Acórdão nº 914/16.6BEALM de Tribunal Central Administrativo Sul, 11 de Março de 2021

Magistrado ResponsávelPATRÍCIA MANUEL PIRES
Data da Resolução11 de Março de 2021
EmissorTribunal Central Administrativo Sul

I-RELATÓRIO O DIGNO REPRESENTANTE DA FAZENDA PÚBLICA (DRFP) veio interpor recurso jurisdicional da sentença proferida pelo Tribunal Administrativo e Fiscal de Almada, que julgou procedente a impugnação judicial deduzida por P....., LDA, tendo por objeto as liquidações de Imposto sobre o Valor Acrescentado (IVA) e juros compensatórios (JC), dos anos de 2010 a 2014, no valor global de €947.790,97.

A Recorrente, apresenta as suas alegações de recurso nas quais formula as conclusões que infra se reproduzem: “1. Salvo o devido respeito, a Fazenda Pública não pode deixar de constatar que os fundamentos supra elencados apontam no sentido da improcedência da posição defendida pela ora impugnante.

  1. Na douta Sentença ora recorrida, o Tribunal “a quo” analisou, em primeiro lugar, “… as questões que levem à extinção das liquidações – (i) a errónea quantificação e qualificação das liquidações, que passa por saber da materialidades das operações cujas facturas os Serviços de Inspecção Tributária reputaram como falsas –, seguindo-se, caso se mostre necessário, a apreciação das questões dos vícios formais invocados – (ii) a violação de lei dos artigos relativos à incompetência e delegação de competências; (iii) a violação de lei e vícios do procedimento inspectivo; e (iv) a falta de fundamentação das liquidações -, assim se assegurando uma mais eficaz tutela jurisdicional efectiva à Impugnante.” – Destacado e sublinhado, nossos.

  2. Tendo concluído, a páginas 227 e ss, “Se, como se referiu supra, nada impede os Serviços de Inspecção ponderar e cruzar elementos recolhidos em sede de outras acções de inspecção, é também certo que uma eventual falta de credibilidade dos sujeitos passivos emitentes de facturas ou outros documentos apurados em anteriores inspecções tributárias e quanto a outras operações comerciais, não constitui indício fundado de que também as operações comerciais em causa nos autos não existiram, se a Administração Tributária não demonstrar a relação entre os indicadores respectivos e essas operações comerciais (neste sentido, pode ler-se o acórdão do Tribunal Central Administrativo Norte, datado de 30 de Abril de 2015, processo n.º 599/10.3BEPNF, disponível em www.dgsi.pt).

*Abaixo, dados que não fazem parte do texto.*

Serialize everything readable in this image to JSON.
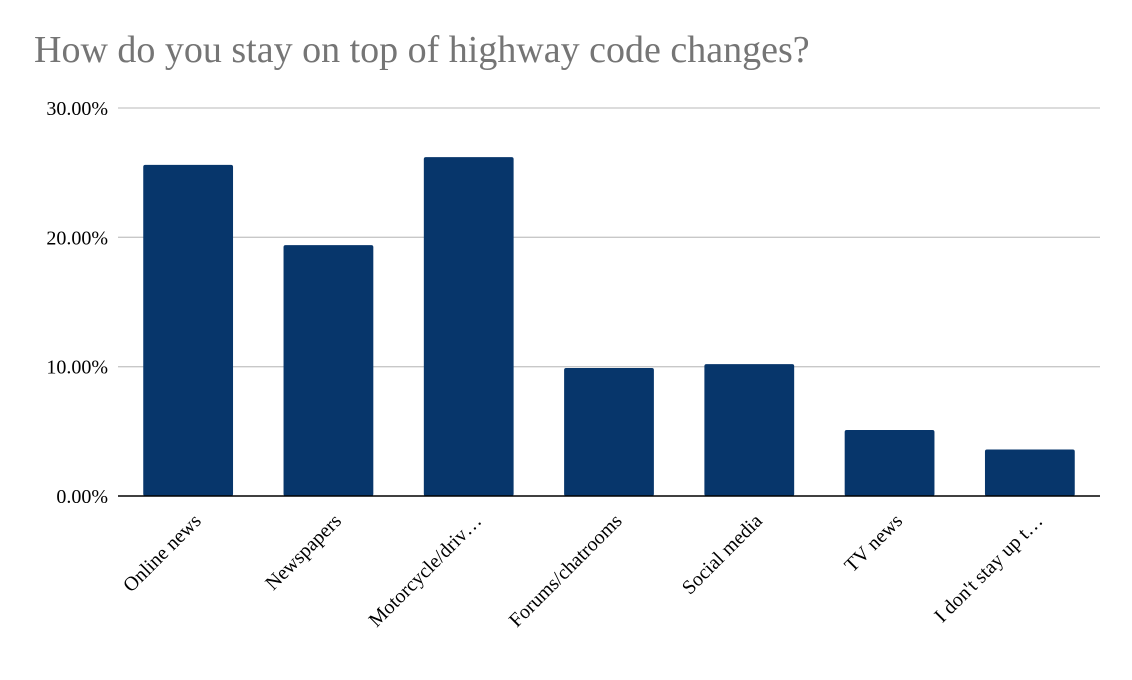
{
  "chart_data": {
    "type": "bar",
    "title": "How do you stay on top of highway code changes?",
    "xlabel": "",
    "ylabel": "",
    "categories": [
      "Online news",
      "Newspapers",
      "Motorcycle/driv…",
      "Forums/chatrooms",
      "Social media",
      "TV news",
      "I don't stay up t…"
    ],
    "values": [
      25.6,
      19.4,
      26.2,
      9.9,
      10.2,
      5.1,
      3.6
    ],
    "ylim": [
      0,
      30
    ],
    "yticks": [
      0,
      10,
      20,
      30
    ],
    "ytick_labels": [
      "0.00%",
      "10.00%",
      "20.00%",
      "30.00%"
    ],
    "grid": true,
    "legend": "none",
    "colors": {
      "bar": "#07366b",
      "grid": "#c8c8c8",
      "axis": "#000000",
      "title": "#757575"
    }
  }
}
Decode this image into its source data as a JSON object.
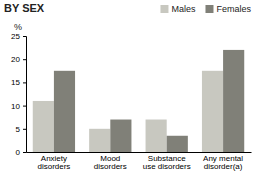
{
  "chart_data": {
    "type": "bar",
    "title": "BY SEX",
    "categories": [
      "Anxiety\ndisorders",
      "Mood\ndisorders",
      "Substance\nuse disorders",
      "Any mental\ndisorder(a)"
    ],
    "series": [
      {
        "name": "Males",
        "color": "#c8c8c0",
        "values": [
          11,
          5,
          7,
          17.5
        ]
      },
      {
        "name": "Females",
        "color": "#808078",
        "values": [
          17.5,
          7,
          3.5,
          22
        ]
      }
    ],
    "y_label": "%",
    "ylim": [
      0,
      25
    ],
    "yticks": [
      0,
      5,
      10,
      15,
      20,
      25
    ],
    "legend": "top"
  }
}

    Nos termos supra mencionados, não bastará a Administração Tributária utilizar as conclusões existentes em demais relatórios inspectivos sobre determinados fornecedores, como no caso em apreço, sem que neles constassem factos consubstanciadores de indícios sérios da falsidade das operações com a Impugnante em si mesma.

    Pelo contrário, impõe-se-lhe trazer à colação fundados indícios, quanto àquelas operações comerciais desenvolvidas pela Impugnante, que pudessem pôr em causa, à luz de um juízo de razoabilidade, a sua credibilidade.

    Destarte, no caso em apreço, os serviços de Inspecção Tributária, a partir dos elementos que haviam já sido recolhidos em acções anteriores, deveriam proceder à análise concreta e objectiva das operações comerciais postas em crise e referentes à Impugnante.

    Mas, ao invés, limitou-se, no essencial o Relatório da Inspecção Tributária a sustentar-se, em elementos, que lidos e relidos, assentam maioritariamente em juízos conclusivos, como se disse, e sem suporte em qualquer materialidade que se possa correlacionar com a Impugnante.

    Bastou-se, pois, o procedimento inspectivo, com os alegados fundados indícios da falsidade de operações comerciais, em regra sustentados em juízos opinativos, por parte dos sujeitos passivos que eram fornecedores da Impugnante (e de fornecedores daqueles fornecedores), para concluir, sem mais, que as facturas por aqueles emitidas e tendo a esta como destinatária, seriam, ipso facto, falsas.

    Procedendo os Serviços de Inspecção Tributária à análise dos elementos contabilísticos da Impugnante de onde não extraiu qualquer facto que pudesse suportar o juízo de os documentos emitidos corresponderem a facturas falsas.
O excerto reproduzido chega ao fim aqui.